Currently, descumm uses a relatively crude heuristic to detect "if" statements, loops and so on. In particular, it only supports loops with the condition at the start (think "while(...) { ... }" ), not such with the condition at the end (as in "do { ... } while(...)" and also suffers from various other limitations (like not being able to correctly recognize "continue" and "break" statements.

The whole thing is somewhat complicated by the fact that there are two main versions of this bytecode: V5 and older (register-based bytecode) and V6 and newer (stack-based). We handle the register-based code quite well, but not so the stack based one. And in fact most non-SCUMM engines use a stack-based virtual machine.

The Task:

Write a generic bytecode decompiler with the goal of ultimately being able to decompile bytecode of all games which use a stack-based bytecode virtual machine. You can look at existing work from GSoC 2007, our descumm compiler (only SCUMM v6 and newer is stack-based) and some other de*.cpp files in our tools git module. Your goal should be to support at least two different bytecode systems (i.e., from two different ScummVM engines). But everything should be designed and implemented with the ultimate goal of being able to support all such bytecode systems (e.g. by providing a suitable API or subclassing facilities that make it possible to hook in parsers for arbitrary bytecode variants). Engines which use a stack-based virtual machine include SCUMM v6+, Kyra, Sword1, Sword2, ... For many of these, free game demos are available, too. We would help you by providing dumps of scripts etc.

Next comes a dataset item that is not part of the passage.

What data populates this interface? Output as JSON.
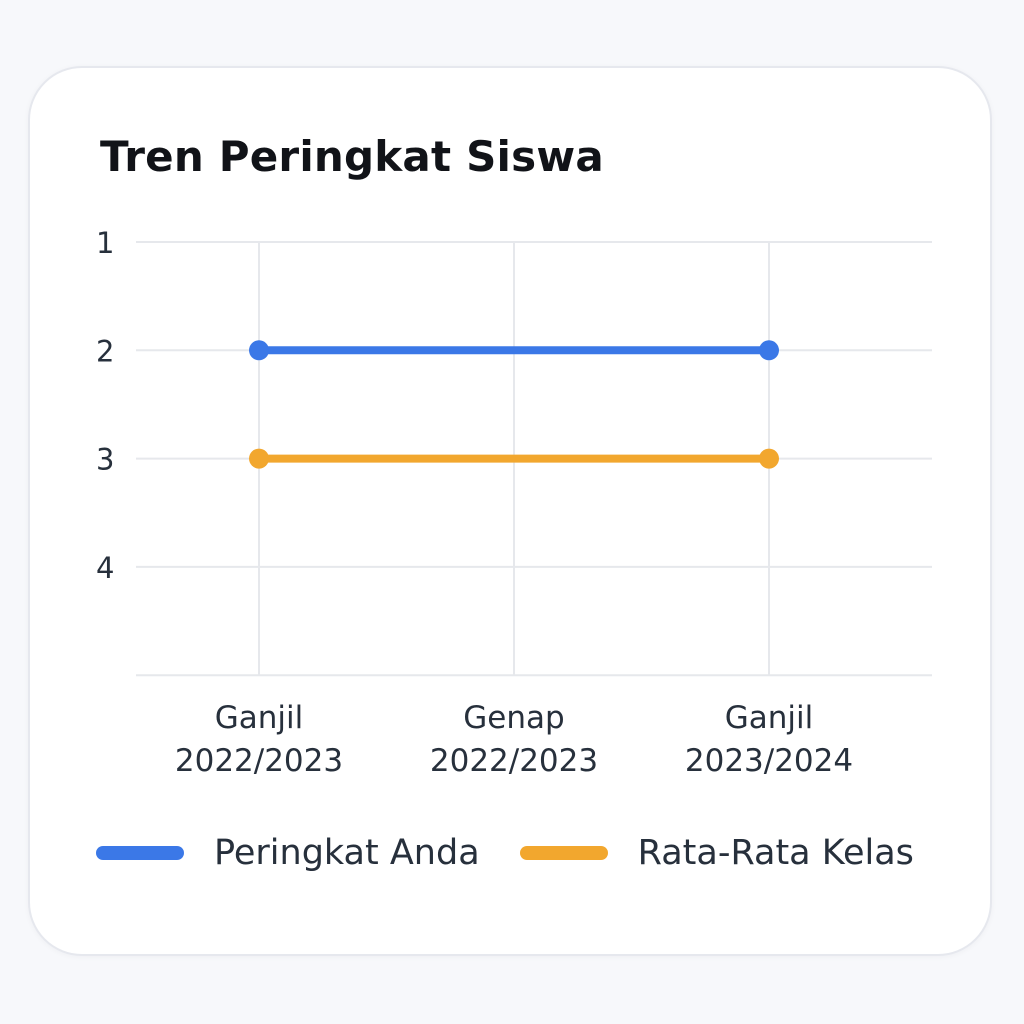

A good starting point for this might be the Jode Java bytecode decompiler which does a rather good job at decompiling. Another useful site might be [1], and this thesis. The technical contact has several ideas on how to approach this project, too -- as usual, you are expected to talk to us and ask for help and ideas!

The tool should run on at least Linux, Mac OS X and Windows. Acceptable languages include C/C++, Python, Perl -- other languages might be OK, but please consult with us first -- after all, other developers also will have to use and maintain your code. For the same reason it is obviously mandatory that your code be well documented.

Actually, we probably would prefer if it was written in C++ and was written as kind of a library, with the command line tool just a frontend to the library. This "library" approach would make it possible to include the decompiler into ScummVM itself, making it possible to decompile scripts on the fly from ScummVM's built-in debugger console.


Note:

This task was being worked on as part of the Google Summer of Code 2007 and again 2009, but unfortunately in both cases the result sadly is incomplete and never reached a satisfactory status. It is probably best to start from scratch, but you can find the code from 2007 here and the code from 2009 here.